Accumulation of Hfq does not affect S. aureus pigmentation. The indicated strains were grown in BHI supplemented with chloramphenicol. They were then a assayed by Western blotting for hfq::3xflag expression (see “Methods”) and b streaked on BHI agar supplemented with aTc when indicated

Conclusion

Our results show that neither the absence, nor the accumulation of Hfq affects pigmentation of S. aureus: Hfq does not appear to regulate staphyloxanthin synthesis. Our conclusions are supported by Tarrant PhD dissertation showing an NCTC8325 hfq mutant that remained unpigmented [23]. Of note, Pseudomonas aeruginosa reportedly induces pigment production of a non-pigmented phenotypic variant of S. aureus, however, this effect was independent of hfq transcription [24]. In addition, color variation in USA300 strain was screened in a genome-wide transposon mutant library, and the hfq inactivation was not reported to affect S. aureus pigmentation [7].

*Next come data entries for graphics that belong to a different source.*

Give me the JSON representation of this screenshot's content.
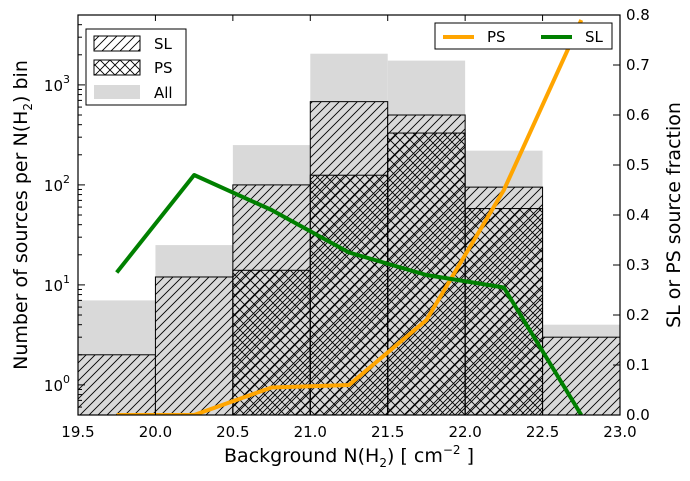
{
  "chart_data": {
    "type": "bar",
    "x_bin_edges": [
      19.5,
      20.0,
      20.5,
      21.0,
      21.5,
      22.0,
      22.5,
      23.0
    ],
    "xlim": [
      19.5,
      23.0
    ],
    "x_ticks": [
      19.5,
      20.0,
      20.5,
      21.0,
      21.5,
      22.0,
      22.5,
      23.0
    ],
    "x_tick_labels": [
      "19.5",
      "20.0",
      "20.5",
      "21.0",
      "21.5",
      "22.0",
      "22.5",
      "23.0"
    ],
    "xlabel_text": "Background N(H",
    "xlabel_sub": "2",
    "xlabel_mid": ") [ cm",
    "xlabel_sup": "−2",
    "xlabel_end": " ]",
    "ylabel_left_text": "Number of sources per N(H",
    "ylabel_left_sub": "2",
    "ylabel_left_end": ") bin",
    "ylabel_right": "SL or PS source fraction",
    "y_left_scale": "log",
    "y_left_ylim": [
      0.5,
      5000
    ],
    "y_left_ticks": [
      {
        "value": 1,
        "base": "10",
        "exp": "0"
      },
      {
        "value": 10,
        "base": "10",
        "exp": "1"
      },
      {
        "value": 100,
        "base": "10",
        "exp": "2"
      },
      {
        "value": 1000,
        "base": "10",
        "exp": "3"
      }
    ],
    "y_right_ylim": [
      0.0,
      0.8
    ],
    "y_right_ticks": [
      "0.0",
      "0.1",
      "0.2",
      "0.3",
      "0.4",
      "0.5",
      "0.6",
      "0.7",
      "0.8"
    ],
    "histograms": [
      {
        "name": "All",
        "style": "solid",
        "color": "#d9d9d9",
        "values": [
          7,
          25,
          250,
          2050,
          1750,
          220,
          4
        ]
      },
      {
        "name": "SL",
        "style": "hatch-diagonal",
        "values": [
          2,
          12,
          100,
          680,
          500,
          95,
          3
        ]
      },
      {
        "name": "PS",
        "style": "hatch-cross",
        "values": [
          0,
          0,
          14,
          125,
          330,
          58,
          0
        ]
      }
    ],
    "lines": [
      {
        "name": "PS",
        "color": "#ffa500",
        "x": [
          19.75,
          20.25,
          20.75,
          21.25,
          21.75,
          22.25,
          22.75
        ],
        "y": [
          0.0,
          0.0,
          0.055,
          0.06,
          0.19,
          0.45,
          0.79
        ]
      },
      {
        "name": "SL",
        "color": "#008000",
        "x": [
          19.75,
          20.25,
          20.75,
          21.25,
          21.75,
          22.25,
          22.75
        ],
        "y": [
          0.285,
          0.48,
          0.41,
          0.325,
          0.28,
          0.255,
          0.0
        ]
      }
    ],
    "legend_hist": {
      "placement": "upper-left",
      "items": [
        "SL",
        "PS",
        "All"
      ]
    },
    "legend_lines": {
      "placement": "upper-right",
      "items": [
        "PS",
        "SL"
      ]
    }
  }
}
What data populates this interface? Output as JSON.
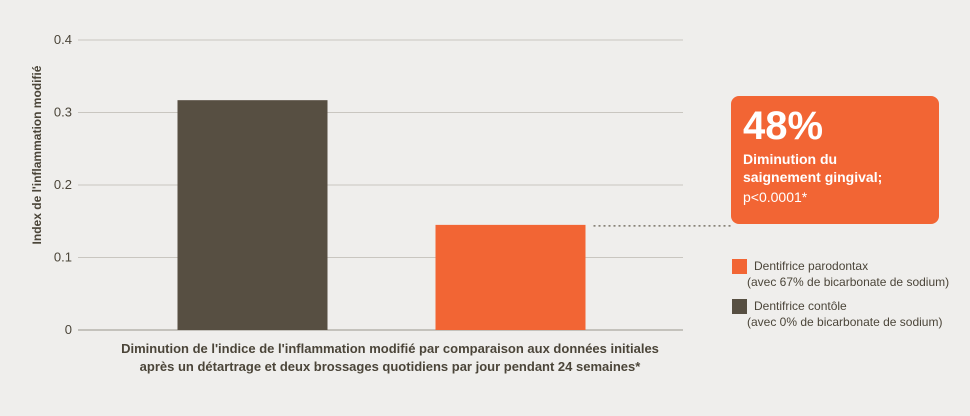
{
  "chart_data": {
    "type": "bar",
    "ylabel": "Index de l'inflammation modifié",
    "xlabel_lines": [
      "Diminution de l'indice de l'inflammation modifié par comparaison aux données initiales",
      "après un détartrage et deux brossages quotidiens par jour pendant 24 semaines*"
    ],
    "ylim": [
      0,
      0.4
    ],
    "yticks": [
      0,
      0.1,
      0.2,
      0.3,
      0.4
    ],
    "ytick_labels": [
      "0",
      "0.1",
      "0.2",
      "0.3",
      "0.4"
    ],
    "grid": true,
    "legend_position": "right",
    "bars": [
      {
        "series": "Dentifrice contôle",
        "value": 0.317,
        "color": "#574f42"
      },
      {
        "series": "Dentifrice parodontax",
        "value": 0.145,
        "color": "#f26534"
      }
    ]
  },
  "callout": {
    "percent": "48%",
    "line1": "Diminution du",
    "line2": "saignement gingival;",
    "pvalue": "p<0.0001*"
  },
  "legend": [
    {
      "name": "Dentifrice parodontax",
      "detail": "(avec 67% de bicarbonate de sodium)",
      "color": "#f26534"
    },
    {
      "name": "Dentifrice contôle",
      "detail": "(avec 0% de bicarbonate de sodium)",
      "color": "#574f42"
    }
  ]
}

While the hfq gene is absent in some Firmicutes (e.g. Lactobacillales), it is conserved in all S. aureus, suggesting that it plays a crucial function, however not related to pigment expression. The quest to find the Staphylococcal Hfq function remains open.

Limitations

Our conclusion is in contradiction with Liu et al. results concerning the effect of Hfq on S. aureus pigmentation [14]. We cannot rule out that our observation is limited to specific S. aureus strains. However, we used an NCTC8325-4 hfq derivative similar the one used in the previous study. Furthermore, the present results are strengthened by the construction of hfq mutants in numerous S. aureus backgrounds. The discrepancy between our and Liu et al. 2010 [14] results, is a possible inadvertent selection of mutants with altered color patterns (as shown in [23]) in the former study.